Me resultan fascinantes los escritos de Louis Massignon sobre la palabra humana como testimonio. Dice el arabista francés: «La palabra humana está hecha para comunicar y hacer partícipe, no de los ecos de ruidos confusos, sino de las llamadas que despiertan, persuaden y arrebatan». Y Massignon me recordó ese «A imitación de prólogo» que escribió Luis Rosales como frontal a La casa encendida.

La sinceridad del poeta granadino era sublime, utilizaba la palabra como ese testimonio, como equilibrio de esperanza, como memoria de la propia vida. Es la «unidad de vida personal» que decía Rosales.

No hay mejor maestro que el cultivo de la palabra, de la palabra auténtica, aquella que es capaz de acercarnos a nosotros mismos y, a su vez, a ese yo en nosotros, en todos y cada uno de los interlocutores ausentes y presentes. Y esa palabra, si es poesía, consigue arrebatarnos y entregarnos a la vez todo aquello que falta, cuanto necesitamos.

El contenido del corazón de Rosales es un ejemplo claro de lo que decimos. Su lectura nos evoca, sus palabras nos llegan, pero lo que realmente nos sacude es la verdad que contienen, esa sinceridad manifestada en la propia humildad de los grandes, en esa «ceniza» que decía Rosales.

Por más que vivamos en una sociedad evolucionada, y que prosigue su camino a pasos agigantados, hay que dejar espacio a la palabra, debe ser la protagonista de nuestra comunicación, la compañera permanente, debe ser la verdad y la humildad constantes.

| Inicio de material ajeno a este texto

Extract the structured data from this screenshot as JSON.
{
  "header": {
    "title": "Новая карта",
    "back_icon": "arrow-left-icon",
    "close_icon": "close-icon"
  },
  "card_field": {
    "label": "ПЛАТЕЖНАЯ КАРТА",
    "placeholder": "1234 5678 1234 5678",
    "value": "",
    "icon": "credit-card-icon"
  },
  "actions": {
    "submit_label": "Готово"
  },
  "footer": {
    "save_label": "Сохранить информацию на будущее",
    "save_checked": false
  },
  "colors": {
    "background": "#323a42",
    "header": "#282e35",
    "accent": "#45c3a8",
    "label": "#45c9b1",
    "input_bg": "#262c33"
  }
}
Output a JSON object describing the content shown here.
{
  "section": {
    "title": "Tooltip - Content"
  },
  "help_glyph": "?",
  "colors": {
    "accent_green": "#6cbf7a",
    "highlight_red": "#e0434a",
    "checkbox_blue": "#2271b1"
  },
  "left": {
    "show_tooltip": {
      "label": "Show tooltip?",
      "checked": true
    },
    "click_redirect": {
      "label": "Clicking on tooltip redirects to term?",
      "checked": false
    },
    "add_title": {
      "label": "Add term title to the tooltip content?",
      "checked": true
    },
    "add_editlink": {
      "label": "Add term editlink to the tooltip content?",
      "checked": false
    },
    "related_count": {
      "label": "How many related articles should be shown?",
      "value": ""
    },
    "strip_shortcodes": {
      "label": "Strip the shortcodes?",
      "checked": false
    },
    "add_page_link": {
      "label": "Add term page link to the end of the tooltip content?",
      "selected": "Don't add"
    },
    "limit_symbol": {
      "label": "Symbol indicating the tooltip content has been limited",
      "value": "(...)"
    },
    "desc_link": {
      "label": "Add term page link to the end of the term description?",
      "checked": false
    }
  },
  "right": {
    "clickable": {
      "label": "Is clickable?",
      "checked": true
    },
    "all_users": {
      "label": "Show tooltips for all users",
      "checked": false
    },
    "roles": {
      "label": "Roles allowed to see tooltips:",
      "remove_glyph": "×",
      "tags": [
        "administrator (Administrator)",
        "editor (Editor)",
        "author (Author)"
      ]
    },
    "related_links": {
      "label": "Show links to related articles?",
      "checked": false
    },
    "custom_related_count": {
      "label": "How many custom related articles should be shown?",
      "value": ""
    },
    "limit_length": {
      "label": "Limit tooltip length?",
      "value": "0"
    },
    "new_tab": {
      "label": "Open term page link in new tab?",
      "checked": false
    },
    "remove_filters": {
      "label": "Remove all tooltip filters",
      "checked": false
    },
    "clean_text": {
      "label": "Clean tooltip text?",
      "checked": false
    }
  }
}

Finalizamos con estas palabras, desde luego sublimes, de Massignon durante una conferencia que impartió en la ciudad de El Cairo: «En sentido pleno, la palabra es un salmo, una plegaria arrancada fuera de nosotros mismos. Y como mínimo, una palabra es una demanda de explicación complementaria, no un simple consentimiento».